The pressure on Benedict has grown especially intense because of questions over the role of the pope, as an archbishop in Munich three decades ago, in handling the case of a pedophile priest permitted to continue pastoral work. The Vatican has insisted that Benedict bears no responsibility for the matter, and one of his aides has taken the blame.

The Vatican has tended to label such news coverage as “attacks” that “have undoubtedly proved harmful.” But it has declined to discuss his role in the matter in any detail, insisting that the church has already amply demonstrated the pope’s “nonresponsibility” in the matter. “It would not be right for him to take a personal responsibility for things or errors that he didn’t make,” Father Lombardi said in the interview.

By the standards of any secular state or multinational corporation, that response might seem aloof. But by the standards of the Vatican, a slow-moving, bureaucratic monarchy that tends to communicate indirectly and in ciphers — St. Peter’s successor generally does not give news conferences — the response is seen as relatively forceful.

Benedict’s strongest response to the latest crisis was a long letter earlier this month to Roman Catholics in Ireland, following government reports that documented a cover-up of decades of widespread sexual abuse.

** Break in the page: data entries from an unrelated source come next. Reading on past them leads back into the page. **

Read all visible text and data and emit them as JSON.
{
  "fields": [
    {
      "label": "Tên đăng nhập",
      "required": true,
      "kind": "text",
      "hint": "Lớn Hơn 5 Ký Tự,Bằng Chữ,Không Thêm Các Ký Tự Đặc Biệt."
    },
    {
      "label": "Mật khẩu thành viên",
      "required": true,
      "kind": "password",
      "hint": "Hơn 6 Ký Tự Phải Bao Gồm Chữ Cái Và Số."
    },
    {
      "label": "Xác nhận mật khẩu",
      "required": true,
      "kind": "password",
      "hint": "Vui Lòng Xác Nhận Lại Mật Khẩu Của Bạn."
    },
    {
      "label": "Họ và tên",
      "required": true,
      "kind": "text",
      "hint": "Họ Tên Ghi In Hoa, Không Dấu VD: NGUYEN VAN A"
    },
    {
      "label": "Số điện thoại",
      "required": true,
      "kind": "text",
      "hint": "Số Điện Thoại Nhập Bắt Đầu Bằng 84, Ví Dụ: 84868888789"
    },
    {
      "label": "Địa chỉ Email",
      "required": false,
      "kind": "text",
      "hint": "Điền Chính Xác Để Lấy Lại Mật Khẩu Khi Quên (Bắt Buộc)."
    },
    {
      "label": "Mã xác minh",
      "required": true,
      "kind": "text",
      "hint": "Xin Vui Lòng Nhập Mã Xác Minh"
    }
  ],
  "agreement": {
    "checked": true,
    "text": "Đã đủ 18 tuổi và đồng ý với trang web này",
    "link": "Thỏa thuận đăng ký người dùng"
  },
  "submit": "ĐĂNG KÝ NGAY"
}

In the letter, he spoke of the “serious sins committed against defenseless children,” and he directly blamed Ireland’s bishops. “It must be admitted that grave errors of judgment were made and failures of leadership occurred,” Benedict said. The pope called for a special Vatican inquiry into unspecified dioceses.

He also accepted the resignation of two Irish bishops, and several others have also offered to resign. But his approach was dismissed as inadequate by some Irish critics, who criticized Benedict for not disciplining bishops complicit in the cover-up.

The pope’s reluctance to advocate specific penalties for bishops who made mistakes in handling such cases has resonance after it emerged that Benedict had been sent a memo about the return to parish work of an abuser priest in Munich while the future pope was archbishop there in 1980. The Vatican has insisted that Benedict did not know that the priest, who went on to molest other children, had returned to work.

Critics of Benedict also have cited the case of a Wisconsin priest and serial molester who was not defrocked despite direct appeals by letter to the future pope, when he headed the Vatican’s doctrinal office, the Congregation for the Doctrine of the Faith, from the Milwaukee archbishop, according to documents provided by a lawyer suing the church on behalf of victims. The Vatican has said the priest’s advanced age and poor health, plus the many decades that had passed since the abuse, justified his not being dismissed from the clergy.

Benedict’s defenders say he should be credited with overhauling the church’s response to abuse cases and taking specific action in at least one high-profile matter, an investigation into the founder of the Legionaries of Christ religious order, after such cases were consolidated under his control in 2001.

In an interview on Monday, Father Lombardi said he had not discussed the abuse crisis with Benedict. “No, if I have to be honest, no,” he said. But he said it was “something I’ve obviously discussed a lot with the secretary of state in recent weeks,” he said of Cardinal Tarcisio Bertone, formerly Benedict’s deputy at the Congregation for the Doctrine of the Faith.

“I don’t consider being the pope’s spokesman a personal task, but rather as an institutional one,” Father Lombardi said, adding that he oversaw the Vatican Press Office as well as Vatican Radio.

In many ways, Father Lombardi, a well-intentioned and overextended Jesuit priest, provides a contrast to Pope John Paul’s longtime spokesman, Joaquín Navarro-Valls, a psychiatrist and journalist skilled at shaping a message who was part of John Paul’s inner circle.

“The expectation for a public response from the pope was created by John Paul,” said Paul Elie, the author of a book on 20th-century Catholic writers who has reported from the Vatican. “John Paul said and did so many dramatic things in public that people naturally now expect the pope to act publicly and dramatically in a crisis.”